Tuesday, May 15, 2012

The More They Meet, The More They Fight

Draftsmanship is like weight training. If you maintain a certain level of conditioning for long enough, you do get a little something that sticks with you permanently, but basically? If you want to be strong, you've got to work out.

I've started sketching again.

Deep breath. I've been trying to write this for months now. There were even variations where I took the various literary groupings and concepts and personified them as a couple of ninnies, and then had Honky-Tonk Sue ask them, "Well, why cain't you both be the Walrus?"

(That image drifts through my mind just about as often as the Curate's egg does -- once or twice a month, typically. Honky-Tonk Sue is one of those comics that I think I'm the only one who's ever heard of it them. Is.)

(Do I sense a little avoidance behavior?)

So there is a lot of nonsense going around about literary fiction and genre fiction and people are getting all huffity-puffity and I just want it to stop.

And maybe that's all I should say on the subject. Any more than that, and I start to lose friends and influence people to storm my castle with pitchforks and torches and rakes and such.

I'm tired of the subject, but I can't stop poking it. The blogs I've been reading have me pig-biting mad. Why would literary writers think they should or could get the kinds of audiences that Dan Brown and Stephanie Meyers get? "Why do so many people eat hamburgers when I like cooking faux bone made from desiccated eggwhite decorated with slices of bush plum gel for the marrow? Is it them? Is it the hamburgers?" Why should people who write potboilers get indignant about the idea that maybe their work is easier to do than that of people who plumb the human soul and test the bounds of language? Why should second- and third- rate fiction make it into serious literary venues, including significant anthologies of record, while second- and first-rate literary work that appears in genre venues gets ignored or even badmouthed in both literary and genre circles?

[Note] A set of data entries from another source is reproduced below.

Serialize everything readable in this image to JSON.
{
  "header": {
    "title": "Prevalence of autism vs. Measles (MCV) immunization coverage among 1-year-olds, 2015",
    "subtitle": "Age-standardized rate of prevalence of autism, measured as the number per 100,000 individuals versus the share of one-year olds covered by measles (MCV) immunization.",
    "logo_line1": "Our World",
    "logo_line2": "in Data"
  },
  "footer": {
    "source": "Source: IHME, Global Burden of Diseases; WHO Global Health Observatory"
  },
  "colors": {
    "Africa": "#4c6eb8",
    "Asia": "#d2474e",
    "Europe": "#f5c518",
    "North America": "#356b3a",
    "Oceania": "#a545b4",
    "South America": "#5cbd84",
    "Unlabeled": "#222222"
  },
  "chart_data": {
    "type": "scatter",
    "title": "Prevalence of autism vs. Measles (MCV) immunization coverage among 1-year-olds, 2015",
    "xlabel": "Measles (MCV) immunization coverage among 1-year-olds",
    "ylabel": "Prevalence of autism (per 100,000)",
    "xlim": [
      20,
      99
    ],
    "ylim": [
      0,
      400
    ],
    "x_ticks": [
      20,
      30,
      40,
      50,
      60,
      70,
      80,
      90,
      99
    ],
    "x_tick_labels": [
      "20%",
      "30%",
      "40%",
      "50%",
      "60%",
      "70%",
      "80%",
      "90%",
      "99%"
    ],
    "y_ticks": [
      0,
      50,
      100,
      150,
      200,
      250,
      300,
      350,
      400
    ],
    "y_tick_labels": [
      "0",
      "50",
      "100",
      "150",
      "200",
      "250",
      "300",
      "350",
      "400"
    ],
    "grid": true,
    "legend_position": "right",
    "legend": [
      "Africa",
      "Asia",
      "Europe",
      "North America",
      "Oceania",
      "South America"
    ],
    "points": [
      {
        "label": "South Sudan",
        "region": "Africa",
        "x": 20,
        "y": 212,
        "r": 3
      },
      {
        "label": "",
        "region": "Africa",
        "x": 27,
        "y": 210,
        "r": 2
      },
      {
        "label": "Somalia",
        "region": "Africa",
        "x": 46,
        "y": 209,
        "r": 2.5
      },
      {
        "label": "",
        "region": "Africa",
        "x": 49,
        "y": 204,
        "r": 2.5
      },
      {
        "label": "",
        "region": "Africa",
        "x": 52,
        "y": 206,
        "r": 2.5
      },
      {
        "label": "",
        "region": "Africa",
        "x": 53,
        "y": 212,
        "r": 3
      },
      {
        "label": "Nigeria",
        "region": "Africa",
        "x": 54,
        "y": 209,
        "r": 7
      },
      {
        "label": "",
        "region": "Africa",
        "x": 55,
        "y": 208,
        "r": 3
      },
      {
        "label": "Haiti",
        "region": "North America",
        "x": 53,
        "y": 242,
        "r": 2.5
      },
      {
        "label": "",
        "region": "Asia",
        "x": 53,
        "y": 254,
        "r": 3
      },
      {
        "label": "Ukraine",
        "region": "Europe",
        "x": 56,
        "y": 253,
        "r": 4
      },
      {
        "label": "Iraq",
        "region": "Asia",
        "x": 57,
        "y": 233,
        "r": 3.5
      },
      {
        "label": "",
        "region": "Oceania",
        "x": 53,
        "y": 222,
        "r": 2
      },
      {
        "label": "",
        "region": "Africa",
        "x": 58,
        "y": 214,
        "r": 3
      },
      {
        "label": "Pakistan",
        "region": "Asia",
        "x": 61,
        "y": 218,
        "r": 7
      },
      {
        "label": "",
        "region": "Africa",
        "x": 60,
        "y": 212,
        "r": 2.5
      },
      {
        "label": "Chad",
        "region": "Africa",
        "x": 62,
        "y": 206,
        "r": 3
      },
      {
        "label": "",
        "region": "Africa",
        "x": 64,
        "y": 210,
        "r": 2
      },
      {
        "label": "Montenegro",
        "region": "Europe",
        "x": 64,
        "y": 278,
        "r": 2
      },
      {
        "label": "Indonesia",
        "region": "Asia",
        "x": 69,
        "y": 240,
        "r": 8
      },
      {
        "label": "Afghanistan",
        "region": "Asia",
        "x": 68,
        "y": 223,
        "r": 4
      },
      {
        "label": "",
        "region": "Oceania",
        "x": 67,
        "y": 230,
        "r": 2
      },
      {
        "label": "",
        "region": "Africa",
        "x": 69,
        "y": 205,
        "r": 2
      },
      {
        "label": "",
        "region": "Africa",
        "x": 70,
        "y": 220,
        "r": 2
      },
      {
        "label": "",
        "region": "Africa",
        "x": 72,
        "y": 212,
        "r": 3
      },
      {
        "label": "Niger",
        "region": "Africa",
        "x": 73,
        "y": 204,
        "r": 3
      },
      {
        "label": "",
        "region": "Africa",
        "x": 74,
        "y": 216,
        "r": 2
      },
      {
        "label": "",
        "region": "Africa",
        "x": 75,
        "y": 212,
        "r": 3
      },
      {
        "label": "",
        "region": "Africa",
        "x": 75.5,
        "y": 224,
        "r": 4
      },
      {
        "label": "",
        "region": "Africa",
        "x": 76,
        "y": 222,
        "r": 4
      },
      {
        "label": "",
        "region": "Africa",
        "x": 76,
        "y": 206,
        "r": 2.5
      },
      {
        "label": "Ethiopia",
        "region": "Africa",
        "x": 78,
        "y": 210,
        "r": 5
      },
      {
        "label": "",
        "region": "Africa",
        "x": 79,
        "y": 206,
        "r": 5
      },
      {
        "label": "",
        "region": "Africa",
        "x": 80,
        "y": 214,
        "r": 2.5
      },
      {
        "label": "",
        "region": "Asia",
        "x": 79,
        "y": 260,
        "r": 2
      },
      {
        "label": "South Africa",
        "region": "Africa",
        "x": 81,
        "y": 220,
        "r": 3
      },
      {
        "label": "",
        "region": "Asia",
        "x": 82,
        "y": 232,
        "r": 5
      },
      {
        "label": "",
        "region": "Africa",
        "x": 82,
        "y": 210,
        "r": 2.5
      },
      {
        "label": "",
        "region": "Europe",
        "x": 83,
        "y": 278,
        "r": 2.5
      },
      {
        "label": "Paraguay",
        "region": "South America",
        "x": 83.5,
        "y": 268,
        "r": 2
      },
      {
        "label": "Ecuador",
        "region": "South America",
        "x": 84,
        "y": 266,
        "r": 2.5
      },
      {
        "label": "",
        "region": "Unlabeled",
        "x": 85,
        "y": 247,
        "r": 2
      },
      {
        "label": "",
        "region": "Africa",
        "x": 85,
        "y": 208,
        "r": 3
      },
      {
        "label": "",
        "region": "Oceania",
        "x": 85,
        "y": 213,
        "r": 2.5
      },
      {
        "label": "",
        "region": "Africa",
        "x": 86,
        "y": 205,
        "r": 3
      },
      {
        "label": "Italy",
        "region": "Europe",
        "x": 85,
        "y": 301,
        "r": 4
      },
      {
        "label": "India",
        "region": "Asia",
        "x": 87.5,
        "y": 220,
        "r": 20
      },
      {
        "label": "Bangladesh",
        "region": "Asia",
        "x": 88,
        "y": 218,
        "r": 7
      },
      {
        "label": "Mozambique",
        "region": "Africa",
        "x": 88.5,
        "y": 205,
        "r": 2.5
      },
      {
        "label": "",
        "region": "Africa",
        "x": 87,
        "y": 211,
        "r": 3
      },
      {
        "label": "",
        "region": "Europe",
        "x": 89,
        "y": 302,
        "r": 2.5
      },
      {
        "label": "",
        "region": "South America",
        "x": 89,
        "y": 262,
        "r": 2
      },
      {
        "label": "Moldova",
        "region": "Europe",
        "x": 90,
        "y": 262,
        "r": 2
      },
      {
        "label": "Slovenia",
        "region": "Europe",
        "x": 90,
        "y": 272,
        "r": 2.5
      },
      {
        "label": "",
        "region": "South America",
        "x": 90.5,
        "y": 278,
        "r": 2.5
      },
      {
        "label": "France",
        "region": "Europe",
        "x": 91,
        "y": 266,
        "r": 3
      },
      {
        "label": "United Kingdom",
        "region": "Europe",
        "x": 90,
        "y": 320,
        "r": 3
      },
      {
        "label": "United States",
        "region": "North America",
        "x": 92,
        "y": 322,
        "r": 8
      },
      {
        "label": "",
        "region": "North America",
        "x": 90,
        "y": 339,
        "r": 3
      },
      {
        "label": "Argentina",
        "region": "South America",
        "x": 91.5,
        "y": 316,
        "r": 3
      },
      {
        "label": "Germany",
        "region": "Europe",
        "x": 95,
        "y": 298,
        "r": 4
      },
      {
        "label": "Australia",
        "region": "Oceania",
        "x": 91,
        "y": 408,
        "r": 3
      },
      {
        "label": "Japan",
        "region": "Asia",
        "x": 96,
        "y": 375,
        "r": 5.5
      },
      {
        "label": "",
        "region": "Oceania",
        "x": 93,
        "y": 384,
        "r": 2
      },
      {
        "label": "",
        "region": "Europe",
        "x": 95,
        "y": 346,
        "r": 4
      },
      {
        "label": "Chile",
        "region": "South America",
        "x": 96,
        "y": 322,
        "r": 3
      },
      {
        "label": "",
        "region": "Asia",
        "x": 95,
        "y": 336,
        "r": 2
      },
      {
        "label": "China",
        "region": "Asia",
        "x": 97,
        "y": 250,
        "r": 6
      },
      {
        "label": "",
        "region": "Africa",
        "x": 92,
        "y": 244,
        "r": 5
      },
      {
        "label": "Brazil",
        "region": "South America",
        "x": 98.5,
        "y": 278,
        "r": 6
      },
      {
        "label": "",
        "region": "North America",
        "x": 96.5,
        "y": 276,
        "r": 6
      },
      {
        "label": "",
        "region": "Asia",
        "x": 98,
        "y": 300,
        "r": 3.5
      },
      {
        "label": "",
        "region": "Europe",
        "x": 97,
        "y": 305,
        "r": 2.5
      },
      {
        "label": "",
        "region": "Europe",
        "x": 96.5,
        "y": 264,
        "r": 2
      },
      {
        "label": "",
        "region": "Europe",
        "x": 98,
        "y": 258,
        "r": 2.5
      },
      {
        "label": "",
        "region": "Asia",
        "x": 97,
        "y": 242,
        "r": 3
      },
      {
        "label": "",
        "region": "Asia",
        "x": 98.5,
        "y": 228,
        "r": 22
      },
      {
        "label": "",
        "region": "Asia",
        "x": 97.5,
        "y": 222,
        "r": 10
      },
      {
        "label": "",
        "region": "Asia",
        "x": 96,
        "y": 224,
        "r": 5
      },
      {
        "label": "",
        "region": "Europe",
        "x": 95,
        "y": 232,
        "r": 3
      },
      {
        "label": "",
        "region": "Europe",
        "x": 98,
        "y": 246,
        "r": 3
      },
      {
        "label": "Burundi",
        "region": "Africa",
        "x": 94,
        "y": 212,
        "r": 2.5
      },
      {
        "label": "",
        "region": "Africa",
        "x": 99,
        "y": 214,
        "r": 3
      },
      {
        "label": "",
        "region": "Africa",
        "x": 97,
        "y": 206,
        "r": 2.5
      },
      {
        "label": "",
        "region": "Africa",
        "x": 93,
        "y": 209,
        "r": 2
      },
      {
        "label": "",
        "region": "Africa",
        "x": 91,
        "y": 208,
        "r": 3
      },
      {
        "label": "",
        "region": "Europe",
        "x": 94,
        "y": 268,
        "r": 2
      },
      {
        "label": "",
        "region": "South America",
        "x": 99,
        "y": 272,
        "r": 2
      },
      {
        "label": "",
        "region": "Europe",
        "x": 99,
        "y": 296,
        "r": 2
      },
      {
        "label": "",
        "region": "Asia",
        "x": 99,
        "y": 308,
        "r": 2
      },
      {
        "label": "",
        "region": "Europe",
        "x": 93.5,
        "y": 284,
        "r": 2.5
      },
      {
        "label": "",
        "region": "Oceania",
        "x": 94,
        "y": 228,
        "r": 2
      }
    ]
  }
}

And why is everyone being so weird and disingenuous and defensive about this shit? The hidden classism of this mutual culture of rejection speaks poorly of both eggheads and meatheads. I want to take Margaret Atwood and that space whale rape story guy and bang their heads together until they love each other. And then they wouldn't write so much!

Why is there so much competition, so many writers, so many venues, and yet so little work of substance in any arena of fiction? Why are people throwing stones at each other and whining instead of working to raise the level of the game? We are at a crucial juncture in history, and our time is being recorded in the snapshots of blogs and infomercials rather than on the fully-painted canvas of crafted writing.

(He snarled, and the gap between his mustache and nasal hairs closed with a disturbing rustle.) Shut up! Shut up and write better, all of you! If you want more sales, be more fun! If you want more honor, tell the truth and destroy the boundaries of language in order to reflect the beauties and brutalities of your world! Either way, it's an improvement! Just for the love of Mike shut up and write better!


Literary, genre,
which one's right?
The more they meet,
the more they fight.
The more they fight,
the worse I feel.
So eat your beans
at every meal.

(With Apologies To Robert Loren Fleming)






2 comments:

traumador said...

This current "us vs. them" crap is everywhere. I'd peg it on the decline of western culture. However I'm speaking as someone currently living in Asia and watching them start to ascend.

Like the little mosasaur in the sketch. He going to develop into something bigger?

Sean Craven said...

The thing is? With social animals, picking sides is what comes first. Alas, the glory and sorrow of the primate.

And I'm going to be doing more sketches of paleontological subjects -- my hope is to get to the point where I can cartoon them fairly casually, he said, looking off into the distance.